Al autor le queda bien claro la importancia y la diferencia en la actualidad de la alegoría con respecto al símbolo. En «El sueño del navegante chino. Una travesía hacia el inconsciente», uno de los mejores textos del libro, se lee este esperado acierto:
“El sueño del navegante chino” no es un simple capricho surrealista. Es una alegoría sobre la conciencia moderna, sobre la hibridez de la identidad, sobre el cuerpo como archivo de símbolos. Es también una meditación sobre el viaje: ya no hacia nuevas tierras, sino hacia los territorios más profundos del alma.

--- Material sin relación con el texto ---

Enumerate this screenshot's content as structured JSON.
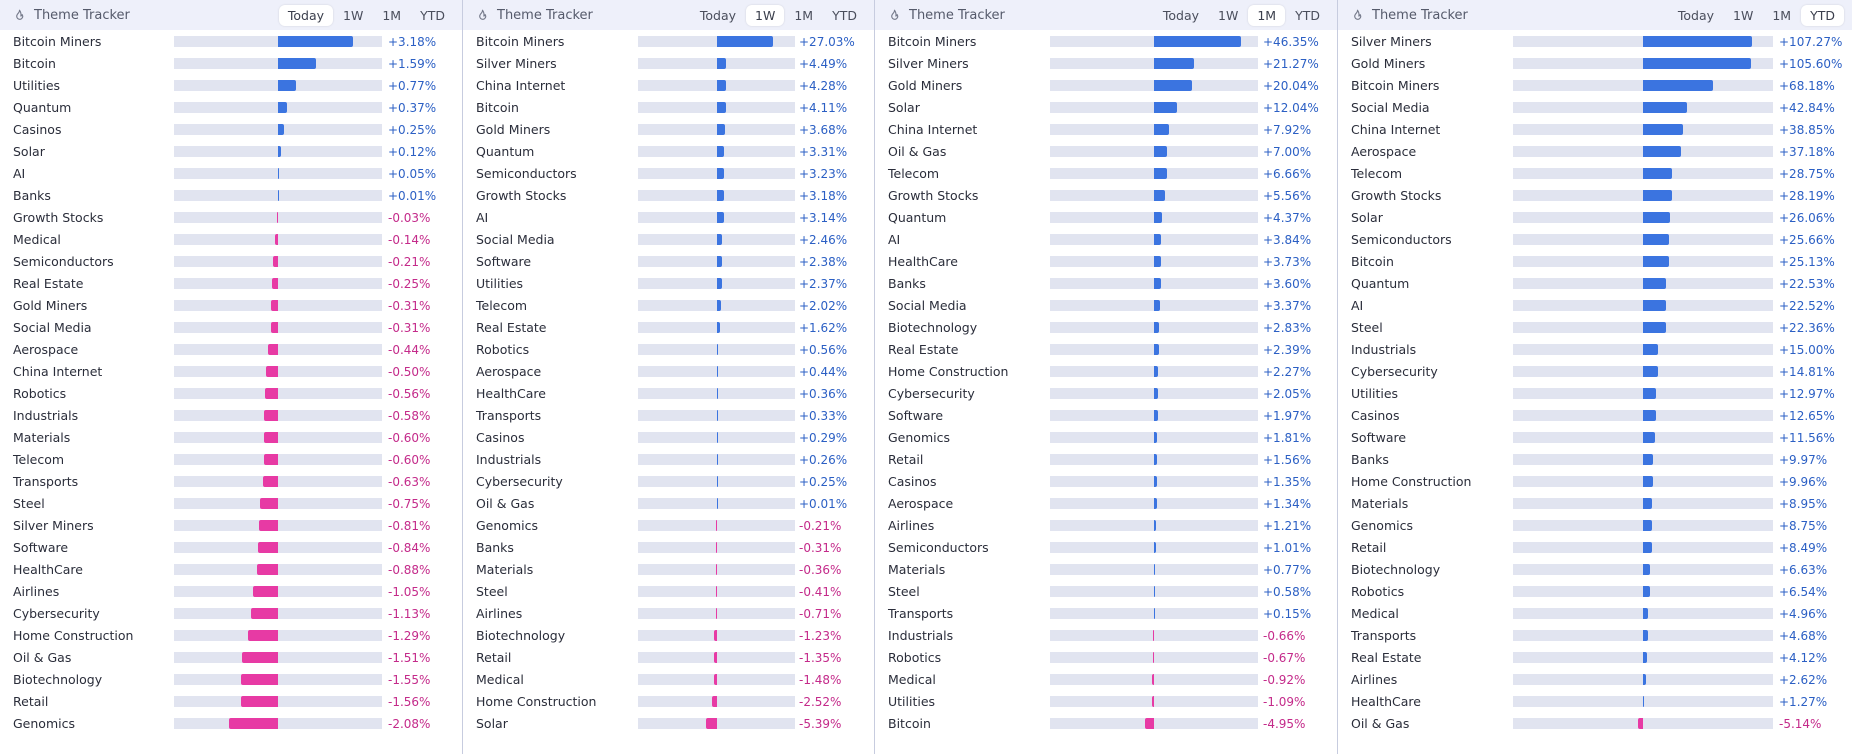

El libro es más que un mapa sobre una zona muy atendible del arte cubano actual. Es un diálogo entre pasado y presente, una asistencia e insistencia al saber mirar sin prejuicios: «hay que mirar. Mirar bien. Mirar profundo», pide Piter en un texto («Ve en paz, hija mía»), como si lo recomendara desde cada página de su libro. Lo resuelve espontáneamente para agenciarse no solo al espectador especializado, sino a quien no cree en el arte y presume por error estar al margen de la creación. Convencen más los ensayos que no dicen lo que harán, que aquellos que, de continuo, están sorprendiendo. Si bien Ortega Núñez aclara en su introducción, especie de declaración de principios: «No es un manual para eruditos, críticos o especialistas. Al contrario: este libro está dirigido a cualquier persona que alguna vez se ha detenido frente a una pintura, una escultura, un grabado o una instalación y ha sentido la necesidad de mirarla con profundidad, de escucharla con los ojos», cumple con las expectativas más exigentes. No defrauda en ningún momento lo que el artista Tomás Sánchez ha escrito en su bellísimo y perspicaz prólogo titulado «Sobre el mapa y el territorio».
Es difícil escribir sobre los libros al leer prólogos de mucho fuste. En mi caso, cuesta soslayarlos, dejarlos para el final. El tono ni siquiera está en las páginas finales de un libro. Es una suerte de compañía que configura la visión de conjunto de un autor. Y, ese camino arduo e imposible para muchos, no para Ortega Núñez, colabora con el hallazgo de nuevas voces interpretativas.
Prosa ágil y certera, de rara vehemencia bajo el amparo de una sencillez atrevida y seductora, donde importa tanto lo que se dice como cuanto se sugiere. No se echa en cara el conocimiento adquirido. Se comparte un saber que se despliega cual abanico. Sin pretensiones, Cómo se interpreta una obra de arte. Un viaje emocional, visual y simbólico para aprender a mirar, con impecable corrección de estilo de Antonio Cardentey y palabras de contracubierta de Eduardo Morales Nieves, es un volumen de referencia. Piter Ortega Núñez vuelve a confirmarse como uno de los más atendibles pensadores y escritores cubanos del arte contemporáneo.